La langue allemande, et donc aussi le yiddish, a deux mots pour dire l’homme : der Man, l’homme sexué, et der Mensch, l’être humain doté d’une conscience, d’un sens moral nous obligeant à une conduite appropriée. Est-ce être ein-a « Mensch » que de qualifier l’autre de cancrelat, d’animal à exterminer ? Est-ce prendre ses responsabilités d’être humain lorsqu’on déclare « nous n’avons pas d’autre choix que de frapper – la population de Gaza doit partir»? Et de s’appuyer sur les bombardements des alliés, à Dresde notamment, pour éviter la condamnation de « crime contre l’humanité ». Ni la jeune femme israélienne « modérée » qui a tenu ces propos, ni le journaliste qui l’interviewait, ne se sont rendus compte qu’évoquer Dresde, c’est reconnaître qu’il y a bien une guerre entre israéliens et palestiniens!

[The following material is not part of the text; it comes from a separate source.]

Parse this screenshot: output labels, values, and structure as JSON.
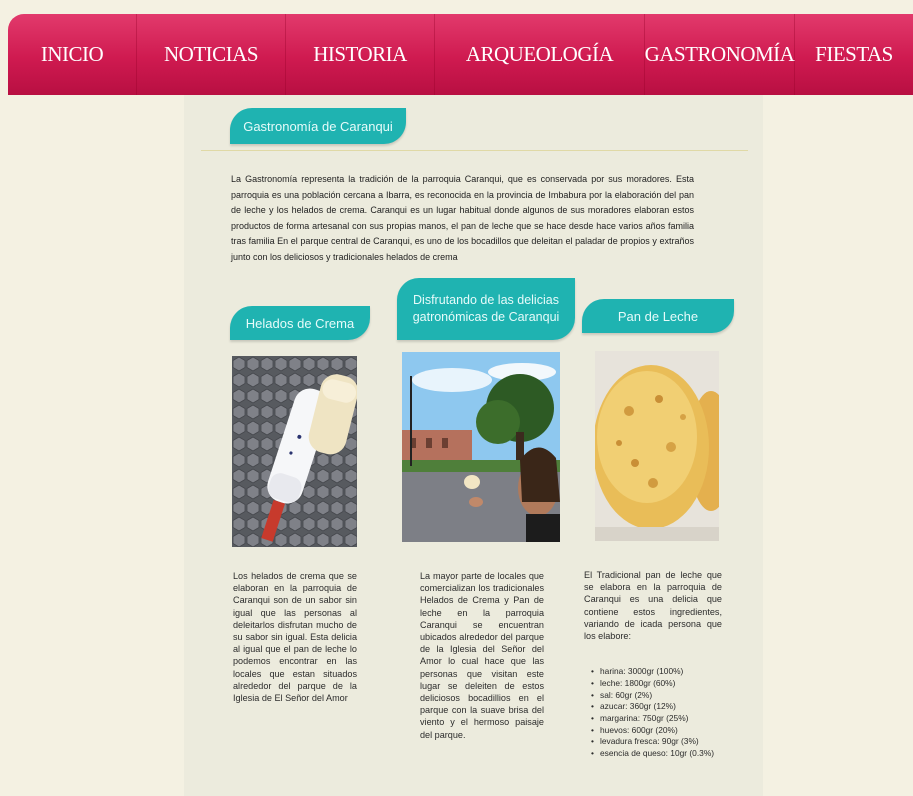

Mais pas question de parler de « transfert massif d’une population » d’un million et demi de personnes enfermé à Gaza- transfert condamné par le droit international et qui ne manquerait pas de s’appeler « déportation » dans la bouche des autorités israéliennes si cela les concernait.
Toujours est-il que l’on « abat » des palestiniens tandis qu’on « assassine » des israéliens. Nous sommes donc sans cesse conviés à la compassion émotionnelle:à travers des portraits individuels de familles et mères éplorées, à entendre l’expression de braves citoyens et à découvrir en gros plans des kibboutz dévastés. Pour Gaza et toutes les victimes palestiniennes, des chiffres, des nombres, de l’anonyme donc, sans visages, assortis de quelques vues sur les immeubles détruits et de vagues recherches d’habitants parmi les décombres dont les paroles sont hameçonnées au passage. Du concret, du vivant d’un côté, de l’abstrait et de l'invisible de l’autre. On pose sa caméra longuement dans de coquets salons, qui ressemblent aux nôtres, mais on capte à la va vite des gens éplorés, en colère, pauvrement habillés, au milieu des gravats et des tonnes de pierres. Le tour est joué. A l’heure où la mode est aux affects, au spectacle d’émotions en direct », à « c’est ce que je ressens, voyez-vous ! » il n’y a pas mieux pour fabriquer une adhésion massive et compassionnelle à l’égard d’une société qui, bien qu’en deuil réel, porte directement et indirectement la responsabilité de ce qui lui arrive. Une société qui vient de clamer sa détermination de rester un tant soit peu démocratique en « oubliant » qu’elle ne l’a jamais été pour les « autres » ! Une société oublieuse de son manque total d’altérité, de réciprocité. Silence donc sur ce qui s’est perpétré dernièrement en Cisjordanie : des colons, armés jusqu’aux dents, tirent, comme s'ils visaient des canards, sur des paysans palestiniens dans leurs champs d’oliviers. Avec l’aide de l’armée, les routes entre les villages sont défoncées, court-circuitant encore davantage les accès à l’eau et au ravitaillement. La récolte annuelle d’olives, seule ressource économique de la région, est ainsi largement compromise.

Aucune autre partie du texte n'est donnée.